Я смерил давление и, чтоб поддержать сердце, ввел кубик камфары. Женщине я оставил таблетку снотворного и велел дать больному, но не сразу, а минут через пятнадцать.
– Ой нет! - вскрикнула она, отстраняя мою руку. Глаза ее еще расширились. - Он скажет, что я его травлю...
Мне не хотелось сразу колоть димедрол, и мы просидели несколько лишних минут. За эти минуты не было сказано ни единого слова. Жестко тикал будильник, пахло кислятиной. Вкус и запах этой тишины надо было чем-то перебить, и, когда мы вышли на лестничную площадку, я предложил Евгении Ильиничне подняться ко мне и выпить чаю.
Мамаду не спал и нервничал. Я выпустил его из клетки, он сразу сел на плечо и почесал клювом у меня за ухом. Затем, полетав, опустился на голову Евгеши, походил по ее могучим плечам, она стояла недвижно, как изваяние, и только поводила глазами. Мы с Мамаду сразу же продемонстрировали все свои таланты и привели тетю Евгешу в восторг. "Ой, птуха! - повторяла она, сияя. - Ну и птуха!.." Замечу в скобках: африканского имени Мамаду тетя Евгеша так и не приняла, с этого вечера он стал Птухой.
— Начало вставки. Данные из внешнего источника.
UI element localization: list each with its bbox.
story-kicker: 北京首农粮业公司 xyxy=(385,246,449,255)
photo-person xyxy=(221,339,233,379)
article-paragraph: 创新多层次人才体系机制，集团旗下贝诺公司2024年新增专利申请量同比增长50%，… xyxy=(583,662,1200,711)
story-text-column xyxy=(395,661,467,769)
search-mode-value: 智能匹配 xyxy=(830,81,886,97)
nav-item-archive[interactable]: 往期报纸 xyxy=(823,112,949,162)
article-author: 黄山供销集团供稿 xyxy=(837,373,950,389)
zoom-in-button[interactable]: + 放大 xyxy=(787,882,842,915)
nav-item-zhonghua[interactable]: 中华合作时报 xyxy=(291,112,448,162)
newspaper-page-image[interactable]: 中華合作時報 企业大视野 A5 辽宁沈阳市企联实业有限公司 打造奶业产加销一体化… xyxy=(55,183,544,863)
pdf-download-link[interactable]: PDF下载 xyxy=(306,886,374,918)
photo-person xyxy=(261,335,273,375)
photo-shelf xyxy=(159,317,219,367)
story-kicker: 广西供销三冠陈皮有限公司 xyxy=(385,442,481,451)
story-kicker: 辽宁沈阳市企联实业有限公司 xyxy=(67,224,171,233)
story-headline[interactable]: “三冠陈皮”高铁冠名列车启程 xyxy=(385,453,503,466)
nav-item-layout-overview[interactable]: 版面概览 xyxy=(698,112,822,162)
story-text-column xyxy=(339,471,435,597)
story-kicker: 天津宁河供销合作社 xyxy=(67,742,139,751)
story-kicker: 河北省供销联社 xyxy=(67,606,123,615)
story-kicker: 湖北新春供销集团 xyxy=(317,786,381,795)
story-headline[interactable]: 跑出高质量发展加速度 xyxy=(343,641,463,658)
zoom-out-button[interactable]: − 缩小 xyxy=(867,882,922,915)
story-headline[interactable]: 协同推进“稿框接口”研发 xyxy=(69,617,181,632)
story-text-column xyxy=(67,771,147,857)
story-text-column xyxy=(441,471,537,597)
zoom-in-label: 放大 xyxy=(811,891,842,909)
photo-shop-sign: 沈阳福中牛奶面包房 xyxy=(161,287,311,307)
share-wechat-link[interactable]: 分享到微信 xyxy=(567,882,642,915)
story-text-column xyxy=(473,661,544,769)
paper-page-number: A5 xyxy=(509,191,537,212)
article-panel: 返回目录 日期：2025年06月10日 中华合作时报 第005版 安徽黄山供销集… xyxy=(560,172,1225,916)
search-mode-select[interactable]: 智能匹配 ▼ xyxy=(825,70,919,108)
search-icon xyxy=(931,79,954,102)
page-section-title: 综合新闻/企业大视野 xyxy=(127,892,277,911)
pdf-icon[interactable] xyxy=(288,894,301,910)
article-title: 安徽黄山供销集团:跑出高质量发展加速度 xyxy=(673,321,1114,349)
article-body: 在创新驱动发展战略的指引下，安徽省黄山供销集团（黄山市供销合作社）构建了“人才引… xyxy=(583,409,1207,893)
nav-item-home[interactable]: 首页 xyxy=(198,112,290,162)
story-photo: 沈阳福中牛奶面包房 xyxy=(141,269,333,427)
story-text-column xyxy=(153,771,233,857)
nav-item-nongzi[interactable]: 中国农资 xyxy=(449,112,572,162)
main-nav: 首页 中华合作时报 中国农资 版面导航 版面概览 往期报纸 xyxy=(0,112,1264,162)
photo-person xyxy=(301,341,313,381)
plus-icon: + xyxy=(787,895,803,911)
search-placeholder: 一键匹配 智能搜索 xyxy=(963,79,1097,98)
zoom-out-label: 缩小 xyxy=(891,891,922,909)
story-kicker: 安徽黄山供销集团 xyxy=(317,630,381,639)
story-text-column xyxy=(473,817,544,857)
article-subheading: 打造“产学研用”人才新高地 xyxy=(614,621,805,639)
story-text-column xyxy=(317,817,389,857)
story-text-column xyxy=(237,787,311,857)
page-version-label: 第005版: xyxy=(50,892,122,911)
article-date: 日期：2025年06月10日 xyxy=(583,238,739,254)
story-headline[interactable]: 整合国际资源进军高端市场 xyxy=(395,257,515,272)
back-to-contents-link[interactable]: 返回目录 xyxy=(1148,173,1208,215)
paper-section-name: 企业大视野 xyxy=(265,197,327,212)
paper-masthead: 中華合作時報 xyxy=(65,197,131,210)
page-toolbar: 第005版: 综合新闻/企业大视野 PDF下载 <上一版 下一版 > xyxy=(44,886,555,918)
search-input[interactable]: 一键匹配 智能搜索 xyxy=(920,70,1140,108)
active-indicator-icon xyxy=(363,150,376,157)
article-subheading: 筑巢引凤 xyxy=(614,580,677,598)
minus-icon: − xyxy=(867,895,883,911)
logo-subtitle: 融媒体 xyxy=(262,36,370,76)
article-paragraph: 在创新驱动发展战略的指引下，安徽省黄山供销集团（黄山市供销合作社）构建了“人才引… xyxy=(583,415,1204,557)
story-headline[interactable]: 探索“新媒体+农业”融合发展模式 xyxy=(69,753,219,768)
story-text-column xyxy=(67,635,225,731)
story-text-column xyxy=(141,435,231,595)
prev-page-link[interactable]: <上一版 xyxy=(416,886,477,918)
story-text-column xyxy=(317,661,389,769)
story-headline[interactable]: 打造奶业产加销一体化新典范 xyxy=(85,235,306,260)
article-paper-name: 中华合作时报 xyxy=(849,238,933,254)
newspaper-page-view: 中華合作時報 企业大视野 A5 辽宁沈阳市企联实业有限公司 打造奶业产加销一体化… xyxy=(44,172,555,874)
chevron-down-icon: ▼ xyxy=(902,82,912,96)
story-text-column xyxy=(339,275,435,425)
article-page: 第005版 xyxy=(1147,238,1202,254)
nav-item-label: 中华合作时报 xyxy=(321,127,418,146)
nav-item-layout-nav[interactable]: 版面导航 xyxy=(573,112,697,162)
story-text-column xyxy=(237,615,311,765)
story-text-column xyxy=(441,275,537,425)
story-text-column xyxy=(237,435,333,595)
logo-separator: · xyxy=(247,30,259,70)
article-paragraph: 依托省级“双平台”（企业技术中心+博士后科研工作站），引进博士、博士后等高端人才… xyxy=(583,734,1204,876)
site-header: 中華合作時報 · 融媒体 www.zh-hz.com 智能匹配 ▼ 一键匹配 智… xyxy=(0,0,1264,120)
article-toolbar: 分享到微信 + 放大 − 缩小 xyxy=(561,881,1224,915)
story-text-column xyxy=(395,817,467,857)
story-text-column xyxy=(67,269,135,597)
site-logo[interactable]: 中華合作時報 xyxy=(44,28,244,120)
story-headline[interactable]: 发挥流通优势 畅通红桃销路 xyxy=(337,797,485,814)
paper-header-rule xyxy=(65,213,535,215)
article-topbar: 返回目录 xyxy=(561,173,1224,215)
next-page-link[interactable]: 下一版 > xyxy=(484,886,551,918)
На кухню мы отправились втроем, пока грелась вода, тетя Евгеша произвела ревизию моему скудному кухонному инвентарю, и я понял: испытательный срок кончился и теперь тетя Евгеша не оставит меня.
За чаем - Евгеша пила по-старинному, вприкуску - я спросил, почему так плохо живут Мясниковы, пьет он, что ли? Он отмахнулась:
– Пьет не больше людей. Это гордость в нем играет.
Я удивился. Гордость? Почему гордость?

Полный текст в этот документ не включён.